Özel Dezenfeksiyon Yöntemleri Kullanılmalı
Şarbon olduğu kanıtlanmış veya kuvvetle şüphelenilen bir hayvanın kesiminde kullanılan malzemeler için özel dezenfeksiyon yöntemleri kullanılmasının gerektiğini söyleyen Doç. Dr. Kaya Süer, çünkü bu durumda aletlerde yoğun bulaşma durumunun olabileceğini belirtti. Ancak ev ortamında et kesmekte kullanılan bıçak, masat, satır, kesme tahtası gibi malzemelerin özel dezenfeksiyonuna ise ihtiyac olmadığını söyleyen Doç. Dr.

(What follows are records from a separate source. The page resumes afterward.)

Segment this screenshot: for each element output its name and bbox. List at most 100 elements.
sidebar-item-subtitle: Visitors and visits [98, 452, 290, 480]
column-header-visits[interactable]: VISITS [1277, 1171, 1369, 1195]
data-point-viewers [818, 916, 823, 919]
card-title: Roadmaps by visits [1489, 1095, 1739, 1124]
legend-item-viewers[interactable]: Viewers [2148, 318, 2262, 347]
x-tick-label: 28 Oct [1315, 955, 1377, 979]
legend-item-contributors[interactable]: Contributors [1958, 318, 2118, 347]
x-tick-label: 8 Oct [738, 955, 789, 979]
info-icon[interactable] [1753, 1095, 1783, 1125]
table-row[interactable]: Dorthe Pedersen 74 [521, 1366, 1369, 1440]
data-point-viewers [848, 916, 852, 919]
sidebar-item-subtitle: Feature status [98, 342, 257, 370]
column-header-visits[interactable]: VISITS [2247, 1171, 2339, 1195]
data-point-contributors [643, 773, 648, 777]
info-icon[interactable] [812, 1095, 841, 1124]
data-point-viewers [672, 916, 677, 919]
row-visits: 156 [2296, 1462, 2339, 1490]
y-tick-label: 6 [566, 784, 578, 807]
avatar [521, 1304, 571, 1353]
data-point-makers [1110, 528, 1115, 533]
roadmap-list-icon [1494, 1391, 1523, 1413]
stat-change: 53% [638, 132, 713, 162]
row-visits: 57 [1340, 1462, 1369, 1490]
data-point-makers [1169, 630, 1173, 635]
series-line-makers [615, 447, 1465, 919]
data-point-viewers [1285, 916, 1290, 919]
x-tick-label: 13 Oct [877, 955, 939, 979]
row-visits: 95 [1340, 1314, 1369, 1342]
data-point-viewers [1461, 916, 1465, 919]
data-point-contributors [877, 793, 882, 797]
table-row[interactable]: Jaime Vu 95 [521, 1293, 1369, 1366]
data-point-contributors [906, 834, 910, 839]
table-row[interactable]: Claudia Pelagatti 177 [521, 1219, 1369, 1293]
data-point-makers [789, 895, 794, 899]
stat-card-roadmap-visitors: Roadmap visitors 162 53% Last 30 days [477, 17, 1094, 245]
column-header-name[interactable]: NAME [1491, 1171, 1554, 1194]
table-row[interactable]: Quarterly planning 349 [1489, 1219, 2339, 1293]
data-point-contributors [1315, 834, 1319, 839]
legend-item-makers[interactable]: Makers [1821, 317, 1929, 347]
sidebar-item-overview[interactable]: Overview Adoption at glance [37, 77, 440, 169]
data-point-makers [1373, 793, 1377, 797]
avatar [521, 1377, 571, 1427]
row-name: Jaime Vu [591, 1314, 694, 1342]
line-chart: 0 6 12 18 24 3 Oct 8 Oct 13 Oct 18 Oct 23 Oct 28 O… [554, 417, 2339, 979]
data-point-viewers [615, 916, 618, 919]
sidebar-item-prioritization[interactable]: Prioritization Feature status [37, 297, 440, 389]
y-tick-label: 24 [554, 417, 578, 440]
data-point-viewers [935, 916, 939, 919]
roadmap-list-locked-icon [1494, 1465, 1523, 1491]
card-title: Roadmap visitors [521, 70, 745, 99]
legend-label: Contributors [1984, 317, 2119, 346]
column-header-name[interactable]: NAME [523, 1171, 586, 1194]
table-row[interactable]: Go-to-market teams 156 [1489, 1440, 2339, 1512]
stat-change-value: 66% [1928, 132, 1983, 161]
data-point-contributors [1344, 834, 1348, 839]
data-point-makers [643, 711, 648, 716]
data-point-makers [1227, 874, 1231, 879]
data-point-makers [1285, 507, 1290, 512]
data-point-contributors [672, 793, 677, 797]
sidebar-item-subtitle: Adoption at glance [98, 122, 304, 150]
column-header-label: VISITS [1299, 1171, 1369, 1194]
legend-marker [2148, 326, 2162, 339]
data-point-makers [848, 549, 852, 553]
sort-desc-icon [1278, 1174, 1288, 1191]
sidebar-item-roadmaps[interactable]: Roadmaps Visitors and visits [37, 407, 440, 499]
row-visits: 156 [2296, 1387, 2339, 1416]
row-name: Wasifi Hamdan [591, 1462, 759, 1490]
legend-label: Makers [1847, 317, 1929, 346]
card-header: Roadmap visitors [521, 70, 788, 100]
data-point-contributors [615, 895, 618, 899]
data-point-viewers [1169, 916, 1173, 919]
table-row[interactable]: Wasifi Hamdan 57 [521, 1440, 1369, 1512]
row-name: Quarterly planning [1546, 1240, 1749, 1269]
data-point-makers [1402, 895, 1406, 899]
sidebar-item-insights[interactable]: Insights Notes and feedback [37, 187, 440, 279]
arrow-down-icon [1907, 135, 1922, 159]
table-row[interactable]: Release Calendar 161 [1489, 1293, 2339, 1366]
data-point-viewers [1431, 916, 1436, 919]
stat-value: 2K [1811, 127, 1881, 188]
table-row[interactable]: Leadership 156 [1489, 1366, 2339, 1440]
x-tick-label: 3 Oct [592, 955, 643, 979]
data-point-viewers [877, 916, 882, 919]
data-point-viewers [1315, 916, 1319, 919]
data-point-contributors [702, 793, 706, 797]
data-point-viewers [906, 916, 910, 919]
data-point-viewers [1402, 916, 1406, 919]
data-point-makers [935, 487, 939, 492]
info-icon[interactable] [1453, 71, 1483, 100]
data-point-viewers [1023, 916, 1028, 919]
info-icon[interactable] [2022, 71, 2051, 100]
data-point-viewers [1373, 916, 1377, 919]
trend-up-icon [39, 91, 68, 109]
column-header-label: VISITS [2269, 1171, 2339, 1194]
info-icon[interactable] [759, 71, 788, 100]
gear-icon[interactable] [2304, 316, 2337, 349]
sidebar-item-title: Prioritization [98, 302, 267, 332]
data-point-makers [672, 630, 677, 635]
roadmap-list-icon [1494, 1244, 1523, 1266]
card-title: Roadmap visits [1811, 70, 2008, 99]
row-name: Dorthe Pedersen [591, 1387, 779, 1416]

Kaya Süer, bol sabun veya deterjanlı suyla yıkanmasının yeterli olabileceğini belirtti. Doç. Dr. Kaya Süer sözlerine şöyle devam etti: “Etle temas eden aletlerin ve yüzeylerin bu şekilde yıkanmadan meyve sebze gibi çiğ tüketilen yiyeceklere temas etmemesine dikkat edilmelidir. Çiğ ete dokunduktan sonra ellerin bol sabunlu suyla yıkanması yeterli olur. Ellerinde açık yaraları olan kişilerin çiğ ete temas etmemeleri, edeceklerse eldiven kullanmaları korunma sağlayacaktır. Çiğ ete temas eden kişilerin cilt lezyonu açısından yakın takibi önerilir.”